Contrary to what a bottom up vision of rent seeking would suggest, insurance regulation has always been driven from the top down by state legislatures. That doesn't mean that the insurance industry hasn't lobbied for certain anti-competitive regulations--it probably has. But insurance regulation has been driven by a "progressive" worldview held by politicians, planners, and bureaucrats, as well as by many beknighted voters. Rent seeking in the insurance industry has also been exhibited by professional providers of services covered by insurance mandates. For example, many states mandate coverage of "mental illness". Not surprisingly, psychiatrists, to name one group, lobbied those state legislatures heavily to have their services covered by insurance--by legislative diktat.
Here is a brief discussion of problems caused by mandated insurance coverage.
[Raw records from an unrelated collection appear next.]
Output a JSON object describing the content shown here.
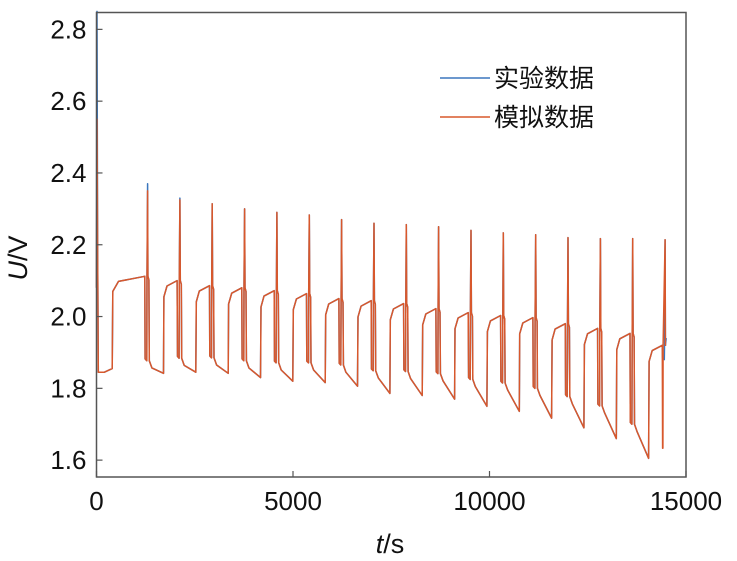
{
  "chart_data": {
    "type": "line",
    "title": "",
    "xlabel": {
      "var": "t",
      "unit": "/s"
    },
    "ylabel": {
      "var": "U",
      "unit": "/V"
    },
    "xlim": [
      0,
      15000
    ],
    "ylim": [
      1.553,
      2.847
    ],
    "xticks": [
      0,
      5000,
      10000,
      15000
    ],
    "xtick_labels": [
      "0",
      "5000",
      "10000",
      "15000"
    ],
    "yticks": [
      1.6,
      1.8,
      2.0,
      2.2,
      2.4,
      2.6,
      2.8
    ],
    "ytick_labels": [
      "1.6",
      "1.8",
      "2.0",
      "2.2",
      "2.4",
      "2.6",
      "2.8"
    ],
    "grid": false,
    "legend_position": "top-right",
    "colors": {
      "experiment": "#3b76bd",
      "simulation": "#d8582c",
      "frame": "#555555"
    },
    "series": [
      {
        "name": "实验数据",
        "initial_peak": 2.85,
        "peaks": [
          2.37,
          2.33,
          2.314,
          2.3,
          2.29,
          2.283,
          2.27,
          2.26,
          2.256,
          2.25,
          2.24,
          2.233,
          2.228,
          2.22,
          2.217,
          2.217,
          2.214
        ],
        "final_value": 1.94
      },
      {
        "name": "模拟数据",
        "initial_peak": 2.55,
        "peaks": [
          2.35,
          2.325,
          2.314,
          2.3,
          2.29,
          2.283,
          2.27,
          2.26,
          2.256,
          2.25,
          2.24,
          2.233,
          2.228,
          2.22,
          2.217,
          2.217,
          2.214
        ],
        "final_value": 1.633
      }
    ],
    "cycles": {
      "pulse_times": [
        1299,
        2122,
        2945,
        3768,
        4591,
        5414,
        6237,
        7060,
        7883,
        8706,
        9529,
        10352,
        11175,
        11998,
        12821,
        13644,
        14467
      ],
      "charge_end": [
        2.112,
        2.1,
        2.086,
        2.08,
        2.072,
        2.064,
        2.05,
        2.044,
        2.036,
        2.022,
        2.011,
        2.003,
        1.997,
        1.98,
        1.967,
        1.953,
        1.92
      ],
      "discharge_end": [
        1.842,
        1.845,
        1.842,
        1.83,
        1.82,
        1.816,
        1.806,
        1.786,
        1.78,
        1.77,
        1.75,
        1.736,
        1.717,
        1.69,
        1.66,
        1.605
      ],
      "initial_rest": 1.845,
      "discharge_duration": 405
    }
  }
}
What would happen to your auto insurance rates if your state government mandated that your carrier pay for all your oil and lube jobs, tire rebalancing, and all with you never having to pay a deductible?
Scott Sumner recently pointed out at his MoneyIllusion blog that Krugman wants to impose Swedish-style socialism on the U.S. That's why he wants comprehensive government-supplied healthcare. As for Sweden's socialism, no thanks.
He is entitled to his opinion, but not, as they say, to his facts, which are at odds with the historical development and institutional reality of the health insurance industry, as well as with government intervention.